Category: Computer Software

City: Kenilworth, NJ

Merck & Co., Inc. Kenilworth, N.J., U.S.A. known as Merck in the United States and Canada, is a global health care leader with a diversified portfolio of prescription medicines, vaccines and animal health products. The difference between potential and achievement lies in the spark that fuels innovation and inventiveness; this is the space where Merck has codified its legacy for over a century. Merck’s success is backed by ethical integrity, forward momentum, and an inspiring mission to achieve new milestones in global healthcare.

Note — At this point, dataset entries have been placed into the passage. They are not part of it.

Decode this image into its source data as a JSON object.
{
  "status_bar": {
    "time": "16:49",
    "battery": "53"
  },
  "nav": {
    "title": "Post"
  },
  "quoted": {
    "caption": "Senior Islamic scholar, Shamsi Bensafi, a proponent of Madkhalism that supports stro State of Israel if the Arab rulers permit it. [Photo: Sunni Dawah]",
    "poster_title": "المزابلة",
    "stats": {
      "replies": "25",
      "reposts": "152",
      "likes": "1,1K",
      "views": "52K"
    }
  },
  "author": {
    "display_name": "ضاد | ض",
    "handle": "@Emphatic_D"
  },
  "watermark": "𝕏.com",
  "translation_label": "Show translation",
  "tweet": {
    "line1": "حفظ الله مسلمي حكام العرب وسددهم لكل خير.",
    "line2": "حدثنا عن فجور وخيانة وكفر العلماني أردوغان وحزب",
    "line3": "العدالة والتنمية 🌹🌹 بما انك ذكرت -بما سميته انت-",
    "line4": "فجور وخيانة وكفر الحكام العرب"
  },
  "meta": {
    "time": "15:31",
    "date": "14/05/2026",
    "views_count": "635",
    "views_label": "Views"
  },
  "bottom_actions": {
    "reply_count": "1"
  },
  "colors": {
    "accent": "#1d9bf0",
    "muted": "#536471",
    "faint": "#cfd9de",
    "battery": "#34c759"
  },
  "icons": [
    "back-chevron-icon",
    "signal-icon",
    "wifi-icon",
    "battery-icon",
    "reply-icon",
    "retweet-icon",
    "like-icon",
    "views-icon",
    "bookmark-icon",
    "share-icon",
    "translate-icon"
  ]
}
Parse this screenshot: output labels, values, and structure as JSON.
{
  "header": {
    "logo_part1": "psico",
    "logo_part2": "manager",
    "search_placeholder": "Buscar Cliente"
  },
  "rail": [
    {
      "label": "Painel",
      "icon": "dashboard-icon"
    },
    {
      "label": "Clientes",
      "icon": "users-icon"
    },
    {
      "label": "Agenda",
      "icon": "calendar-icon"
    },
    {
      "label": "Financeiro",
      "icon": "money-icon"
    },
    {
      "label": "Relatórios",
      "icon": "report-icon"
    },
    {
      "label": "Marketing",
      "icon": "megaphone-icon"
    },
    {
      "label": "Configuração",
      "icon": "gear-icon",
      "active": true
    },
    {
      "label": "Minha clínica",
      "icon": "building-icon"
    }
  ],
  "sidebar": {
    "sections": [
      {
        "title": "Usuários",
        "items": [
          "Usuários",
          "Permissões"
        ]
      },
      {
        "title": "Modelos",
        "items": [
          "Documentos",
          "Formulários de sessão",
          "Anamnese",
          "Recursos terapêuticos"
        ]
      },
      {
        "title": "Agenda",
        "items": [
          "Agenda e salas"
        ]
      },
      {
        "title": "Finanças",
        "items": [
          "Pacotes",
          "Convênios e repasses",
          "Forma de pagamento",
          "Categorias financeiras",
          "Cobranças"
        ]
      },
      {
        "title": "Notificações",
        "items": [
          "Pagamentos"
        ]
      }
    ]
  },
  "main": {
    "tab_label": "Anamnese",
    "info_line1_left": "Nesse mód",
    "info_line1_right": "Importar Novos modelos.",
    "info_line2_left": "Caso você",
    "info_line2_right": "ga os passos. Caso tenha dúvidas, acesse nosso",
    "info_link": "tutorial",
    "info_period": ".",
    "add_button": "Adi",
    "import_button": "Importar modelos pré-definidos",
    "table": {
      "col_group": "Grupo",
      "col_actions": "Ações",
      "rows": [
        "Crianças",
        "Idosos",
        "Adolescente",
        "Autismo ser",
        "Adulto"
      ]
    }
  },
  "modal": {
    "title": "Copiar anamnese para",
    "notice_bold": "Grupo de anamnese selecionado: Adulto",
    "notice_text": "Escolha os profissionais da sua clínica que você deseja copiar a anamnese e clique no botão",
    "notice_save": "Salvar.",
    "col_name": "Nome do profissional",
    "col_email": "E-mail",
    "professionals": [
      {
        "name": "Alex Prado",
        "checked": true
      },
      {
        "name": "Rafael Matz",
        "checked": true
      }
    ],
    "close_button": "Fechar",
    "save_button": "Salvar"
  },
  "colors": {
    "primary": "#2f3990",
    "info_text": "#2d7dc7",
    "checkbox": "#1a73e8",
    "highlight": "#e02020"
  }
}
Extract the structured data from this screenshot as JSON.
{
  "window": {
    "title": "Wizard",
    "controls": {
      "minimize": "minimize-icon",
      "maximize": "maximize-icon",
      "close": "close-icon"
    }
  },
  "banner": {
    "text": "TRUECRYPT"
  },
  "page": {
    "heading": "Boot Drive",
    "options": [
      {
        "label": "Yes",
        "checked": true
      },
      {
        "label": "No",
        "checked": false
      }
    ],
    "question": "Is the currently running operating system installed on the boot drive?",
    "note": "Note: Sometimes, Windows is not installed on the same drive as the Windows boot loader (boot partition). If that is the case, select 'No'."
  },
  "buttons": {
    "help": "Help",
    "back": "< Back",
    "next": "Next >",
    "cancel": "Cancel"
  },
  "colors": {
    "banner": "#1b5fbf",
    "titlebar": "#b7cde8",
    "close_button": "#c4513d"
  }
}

Merck is on a quest for cures and is committed to being the world’s premier, most research-intensive biopharmaceutical company. Today, we’re doubling down on this goal. Merck Research Laboratories is a true scientific research facility of tomorrow, and will take Merck’s leading discovery capabilities and world-class small molecule and biologics R&D expertise to create breakthrough science that radically changes the way we approach serious diseases.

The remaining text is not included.